3.4. Prise en compte de la phonétique et de l’étymologie

3.4.1. « Mot sous la po » et « mal au da »

Après ces menues digressions et pour en revenir à l’apocope proprement dite, celle qui est contenue (in J.S.) dans « Jean Dubuffe »(mais que Dubuffet utilisait aussi pour lui-même, en enlevant un f) est sans doute un moyen humoristique d’évoquer le fameux théoricien de l’art brut et renvoie surtout à l’amitié faite de respect et d’admiration réciproque qui, comme en témoigne leur correspondance, liait les deux hommes.

L’apocope pourra éventuellement aider au comique. Ainsi, c’est en tronquant Pétrone pour en faire « Pétron » qu’on obtiendra dans Le Babil des classes dangereuses (p. 163) une iconoclaste épitaphe épigrammatique, « Pétron » nous étant donc présenté comme « [de] tous les poètes, le plus bête et le plus con / Car jamais il ne trouva la rime qu’il fallait mettre à corbillon / Car elle était son propre nom » : Pétron(/Pétrone) n’ayant pas non plus pensé à Satyricon, on peut penser que décidément il méritait un peu cette farce posthume.

Notons encore que dans l’apocope novarinienne, la phonétique est souvent prise en considération comme dans ces deux phrases tirée du Drame de la vie : « Cet homme a mal aux da » (p. 193) et «j’ai les accordéons dans les jà » (p. 226). Autres exemples puisés dans Le Drame de la vie : « paupi » pour paupières (p. 53) « poume » (p. 44) pour poumon, « Sarbaque » (p. 215) pour Sarbacane ou « glisse un mot sous la pot » (p. 267). Dans « en bandouillet » (p. 258), on est sans doute parti de bandoulière mais on entend aussi douillet et pendouiller voire bandouiller. Mais l’apocope était déjà présente dans les pièces du début :

  • B.C.D. : « la té » (p. 186), « s’il te pl’ » (p. 209), « orize » (p. 301), « La distrib’! La distrib’ ! » (p. 162), « au bout de vingt ans d’aspire » (p. 210), « zéro point » (p. 169), « ce coste orange » (p. 206).
  • A. V.  : « panier de tignes » (p. 114) pour « panier de tignasses » – mais « tignes » ressemble aussi à teignes, à signes, à cygnes ou à tigres  (Tignes est aussi une ville).
  • L.M. : « décapits » (p. 390), « la bistoure » (p. 395), « [vider] les poubes » (p. 514), mais aussi « bambe » (p. 362) pour bambin, et « dèpe » (p. 387) pour départ.

N’oublions pas Le Monologue d’Adramelech (nouvelle éd. p. 11 et p. 46 : « modif de céans » et « Napo »), Le Repas avec la mystérieuse « Oiture à moiteu, noirceu, vapeu » (p. 39) et Le Drame dans la langue française (in T.P.)qui contient aussi des cas significatifs tels que « panorame » (p. 60) et « pholie maxe » (p. 49).

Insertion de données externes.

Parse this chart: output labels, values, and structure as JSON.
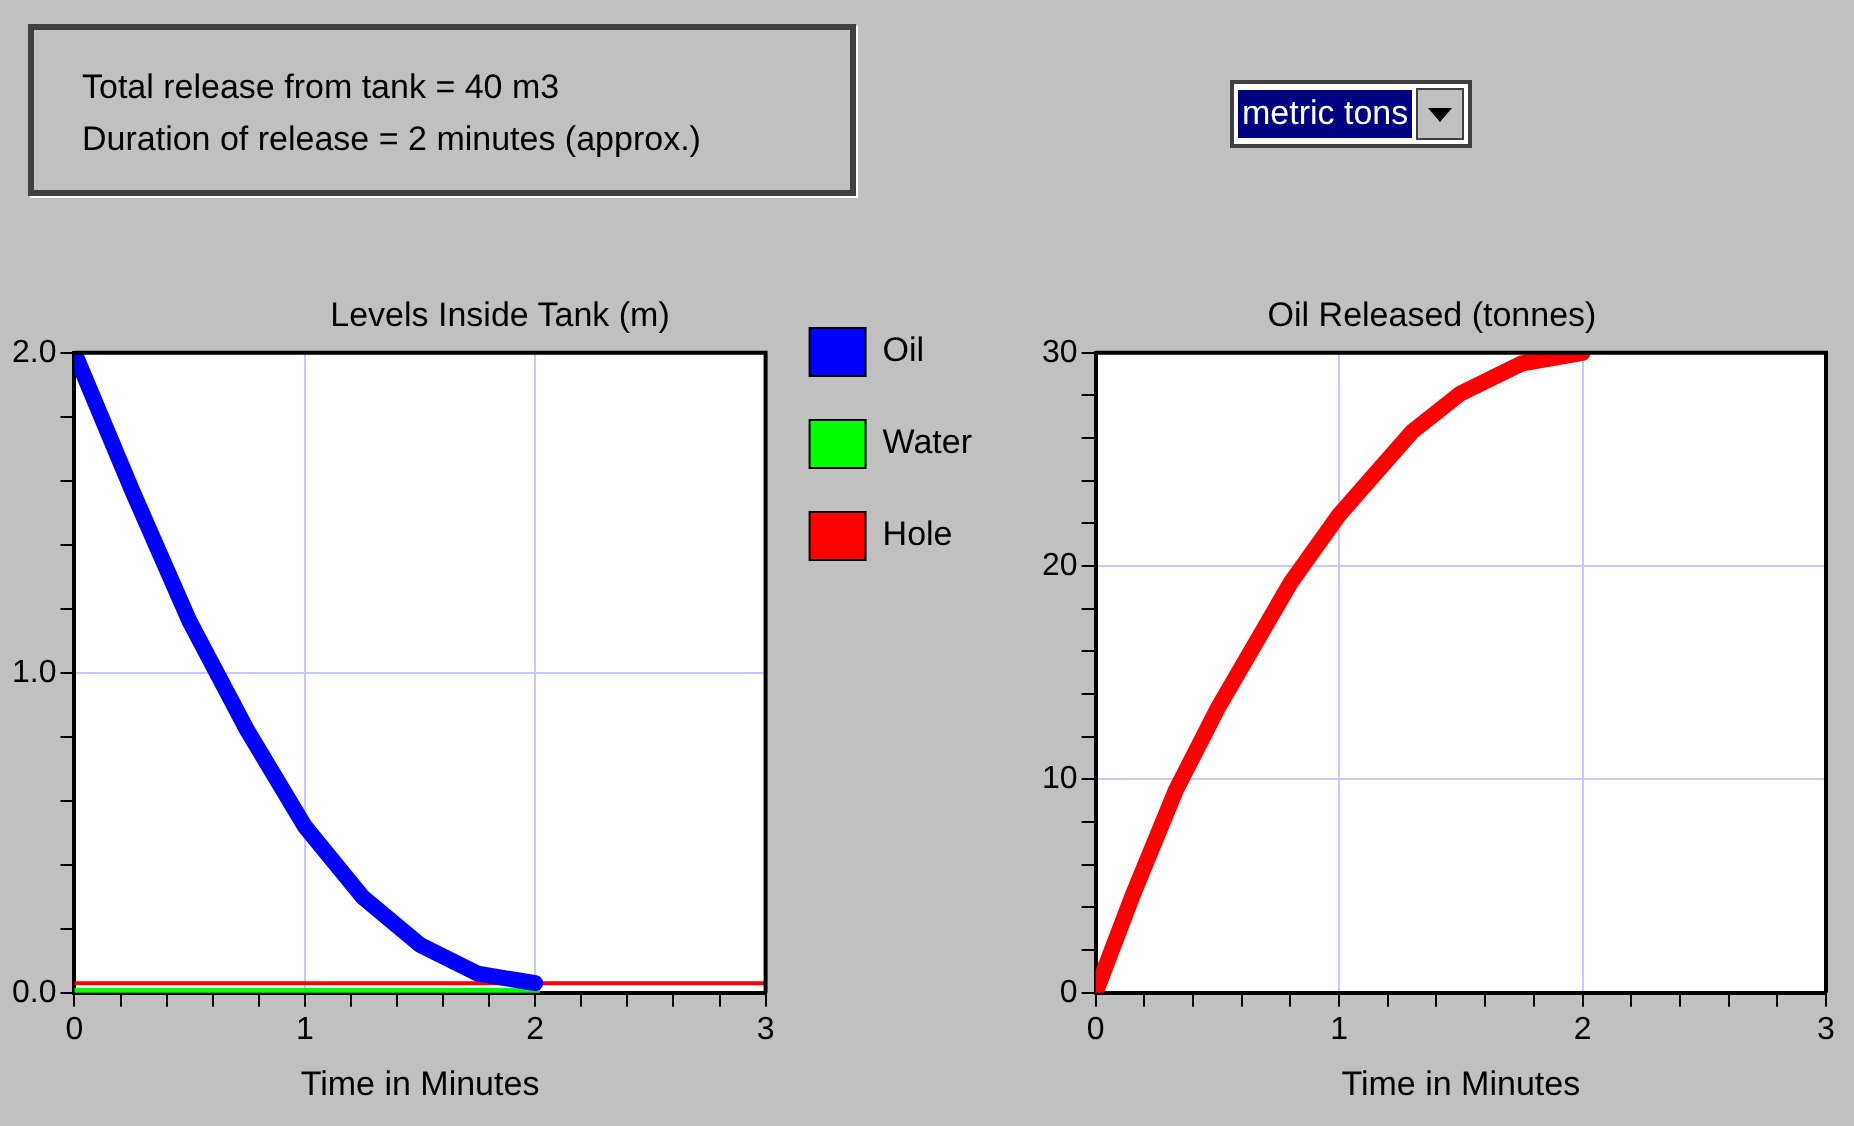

La prise en compte de l’étymologie est encore plus sensible dans « s’agite le recte » (L.M., p. 441), « Son petit phalle inoffensif » (p. 494) et « Nous, les filles, on a du lacte » (L.M., p. 370), où l’on part de la racine latine (même si la « Seule à cédille » a conservé « phallus » et « rectum » tels quels), idem pour la double apocope en « In nomin patr » (L.M., p. 459) ; enfin, pour la graphie en « phalle », notons qu’elle se retrouve chez Apollinaire dans les Les Cent mille verges.